Pendant deux ans, j'ai eu la chance de pouvoir déjeuner chaque semaine avec Billy Wilder à la fin de sa vie. Il m'a donné deux conseils essentiels : si ça ne t'intéresse pas, ça n'intéressera personne, alors écris pour te faire plaisir. Et : si tu ne crois pas en toi et en ce que tu as écrit, alors qui d'autre le fera ?

Si l'on en croit l'IMDB, votre dernier script à avoir été produit date de 1997. Travaillez-vous toujours activement dans l'industrie du cinéma ? Pourriez-vous nous parler un peu de vos projets futurs ?

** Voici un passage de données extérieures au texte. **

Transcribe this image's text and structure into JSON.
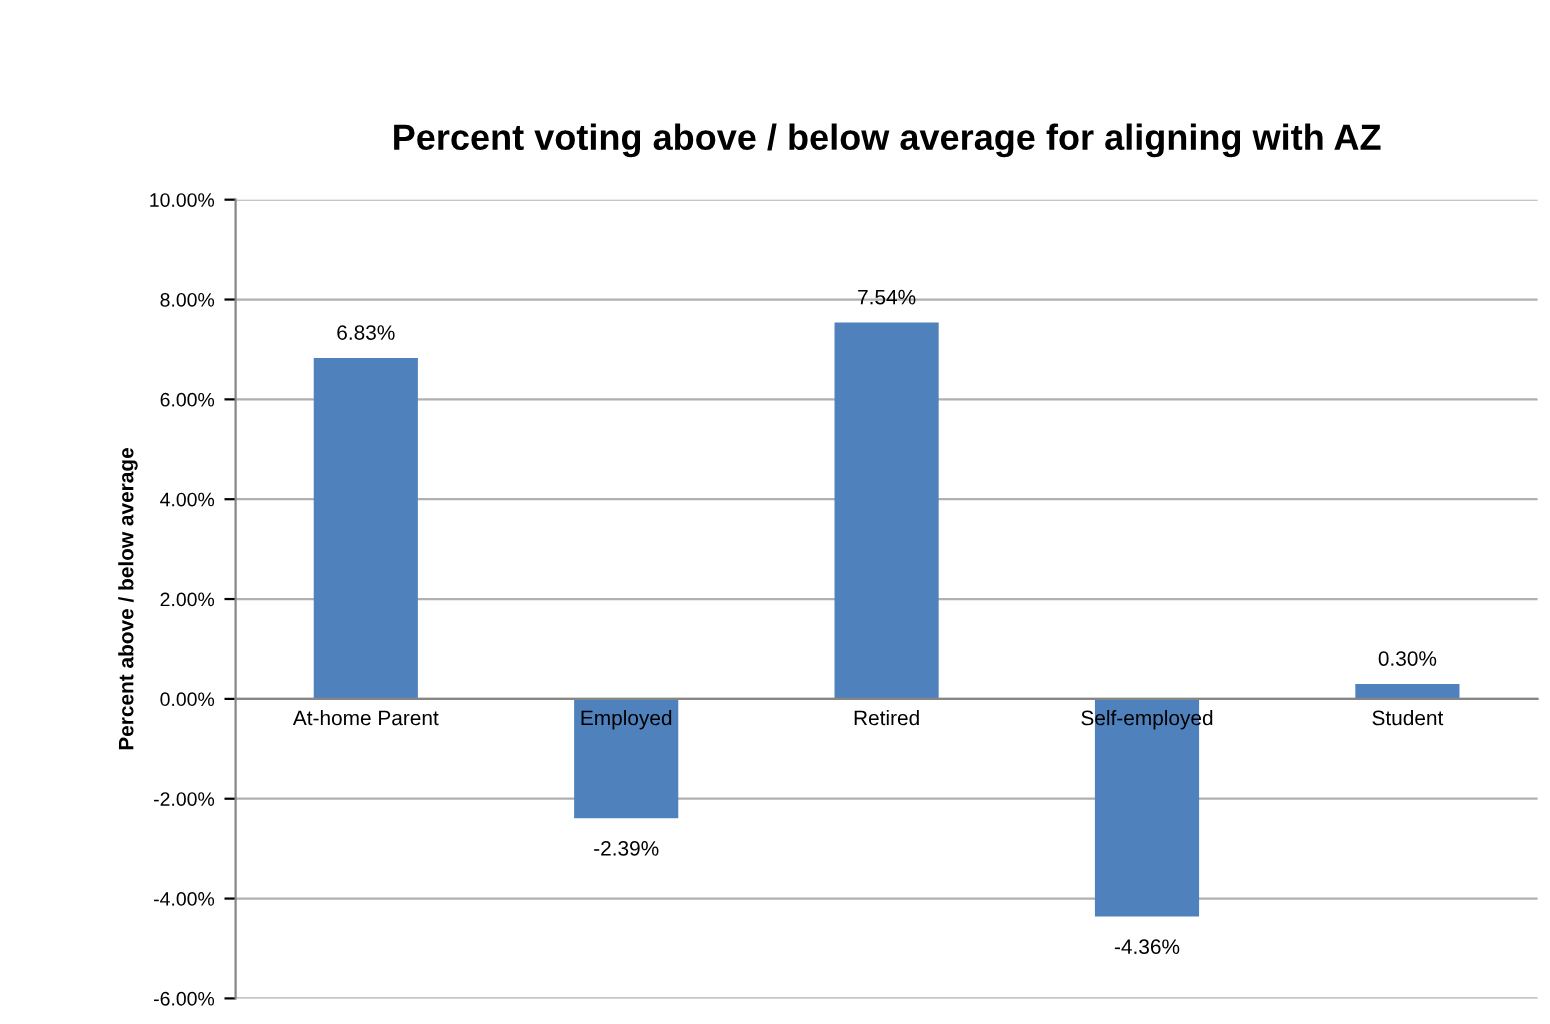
{
  "chart_data": {
    "type": "bar",
    "title": "Percent voting above / below average for aligning with AZ",
    "ylabel": "Percent above / below average",
    "categories": [
      "At-home Parent",
      "Employed",
      "Retired",
      "Self-employed",
      "Student"
    ],
    "values": [
      6.83,
      -2.39,
      7.54,
      -4.36,
      0.3
    ],
    "value_labels": [
      "6.83%",
      "-2.39%",
      "7.54%",
      "-4.36%",
      "0.30%"
    ],
    "color": "#4f81bd",
    "ylim": [
      -6,
      10
    ],
    "yticks": [
      {
        "value": -6,
        "label": "-6.00%"
      },
      {
        "value": -4,
        "label": "-4.00%"
      },
      {
        "value": -2,
        "label": "-2.00%"
      },
      {
        "value": 0,
        "label": "0.00%"
      },
      {
        "value": 2,
        "label": "2.00%"
      },
      {
        "value": 4,
        "label": "4.00%"
      },
      {
        "value": 6,
        "label": "6.00%"
      },
      {
        "value": 8,
        "label": "8.00%"
      },
      {
        "value": 10,
        "label": "10.00%"
      }
    ],
    "grid": "y",
    "legend": false
  }
}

Je travaille toujours dans l'industrie du film et n'ai rien fait d'autre au cours des années passées. J'ai travaillé sur le processus de développement de quelques productions, et comme producteur délégué sur certaines émissions du câble via lesquelles j'ai pu lancer les carrières de quelques jeunes scénaristes. J'ai aussi écrit quelques scénarios ces dernières années, qui ne se sont pas encore concrétisés mais sont « en cours de développement ». J'ai également trois projets sur le feu en ce moment, comme je l'ai déjà mentionné précédemment. J'ai l'espoir que quelques-uns de ces films voient le jour.